President Biden also is threatening to hold up additional weapons sales to Israel if it continues to defy American concerns. When and whether Israel’s operation in Rafah constitutes a major ground operation is unclear.
The conflict is also creating major friction between Israel and Egypt, erstwhile enemies that signed a historic peace deal in 1979. Egypt on Sunday said it would intervene in support of South Africa’s case accusing Israel of genocide at the International Court of Justice, citing concerns about the growing scale of Israel’s operations in Gaza.
As a result of the fighting in Rafah, the Egyptian crossing at the border city has largely been closed. Military positions near the other important gateway into southern Gaza, Israel’s Kerem Shalom terminal, have faced rocket barrages by Hamas. The Health Ministry in Gaza said Monday that a worsening lack of fuel meant it couldn’t power generators in hospitals and ambulances.

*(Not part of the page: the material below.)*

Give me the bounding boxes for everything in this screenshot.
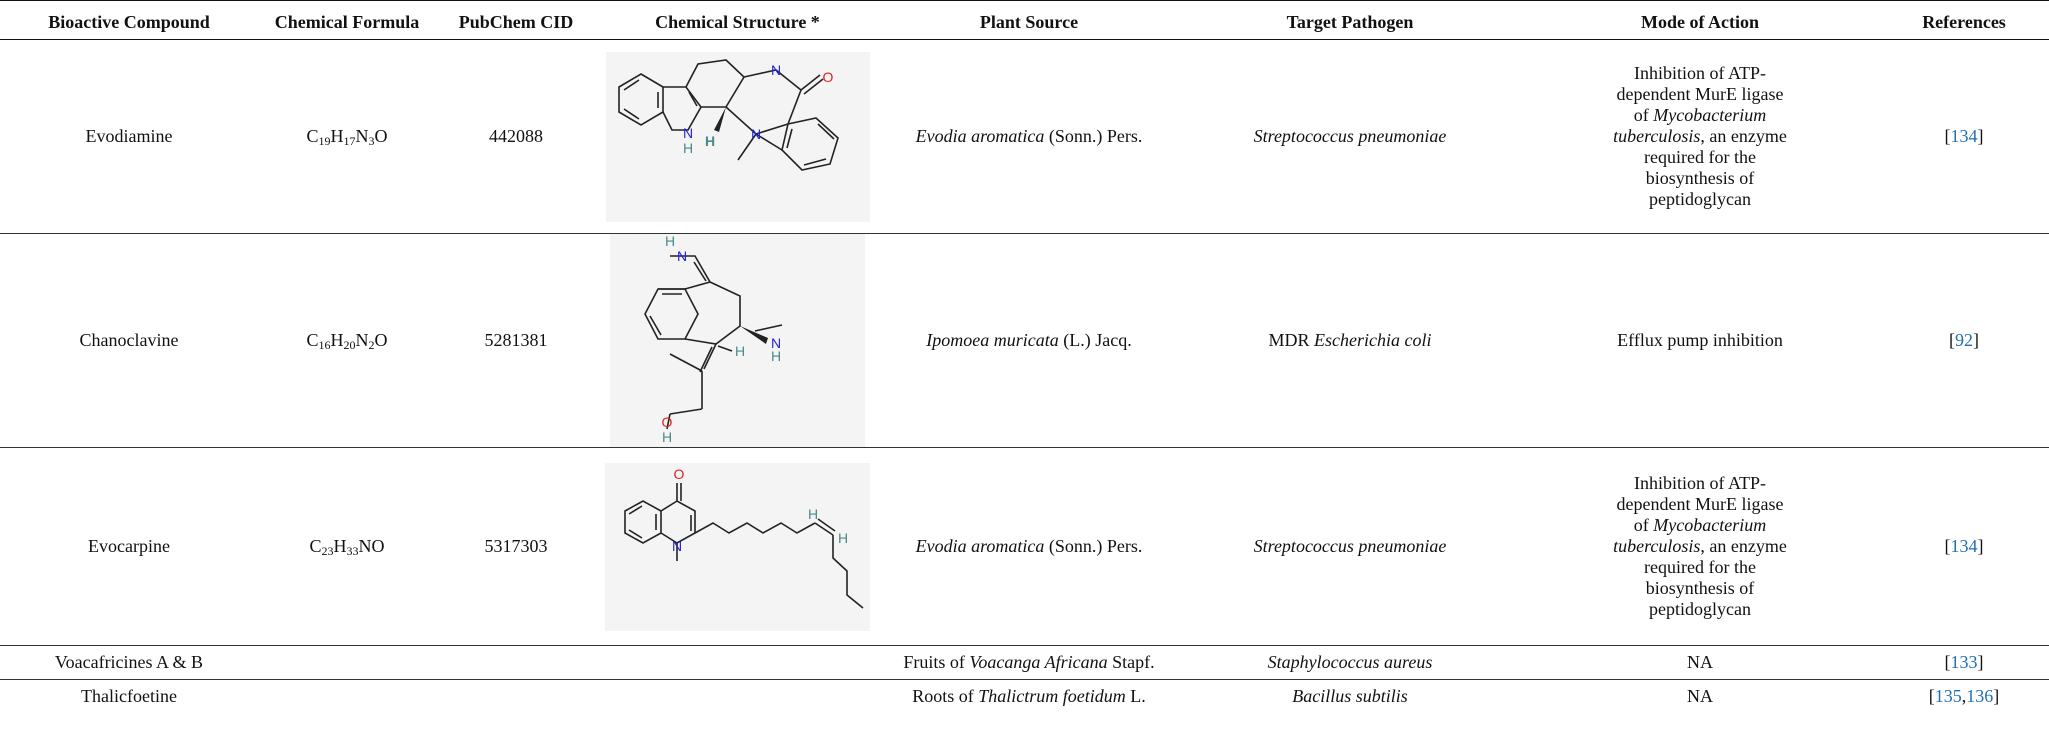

Egypt is blocking any humanitarian-aid trucks originating in its country from entering Gaza through Kerem Shalom, according to Egyptian officials. Cairo was angered that Israel gave it short notice before seizing the Gaza side of the Rafah border crossing last week, and has threatened to cease acting as a mediator in the negotiations and suspend its peace treaty with Israel, the officials said.
Husam Badran, a senior Hamas official, said Sunday that Israel’s operation in Rafah was a “rebellion against the world.”
Given international pressure on Israel not to be too heavy-handed in Rafah, the country and its military face a difficult trade-off: Too much force and a high number of civilian deaths will elicit more condemnation and weaken Israel’s international position, but too little force may not defeat Hamas.
At present, “Israel is not pressuring Hamas enough to put them in a dilemma whether to release hostages,” said Amir Avivi, a former deputy commander in the Israeli military who oversaw operations in Gaza.
The only way to force a cease-fire deal, Avivi said, is to threaten Hamas existentially. The group is “not going to be threatened existentially without a massive incursion into Rafah,” he said.
The fighting elsewhere in Gaza has again highlighted how the seeming lack of an Israeli postwar plan for the strip is affecting the war. The U.S. has warned that Hamas would likely continue to fill the power vacuum until Israel brings in an alternative authority to the group. The U.S. wants a revitalized Palestinian Authority, which governs in the West Bank, to take control in Gaza. But Netanyahu has said he won’t accept it in the strip.
In the podcast Sunday, the Israeli prime minister suggested Israel was bracing for a long insurgency in Gaza. He said the military’s first job was to destroy the Hamas battalions at Rafah and “mop up” any other fighters. Israel would then have to demilitarize the strip and enter a period when Hamas would launch periodic attacks, “and that’s going to be a while,” he said.
Netanyahu in parallel said he hoped that Israel could work with local Gazans to manage civilian affairs with support from other Arab countries, an option Palestinian leaders have dismissed and some within Israel’s military have said is unrealistic.
“First, victory,” Netanyahu said. “There is no substitute for victory.”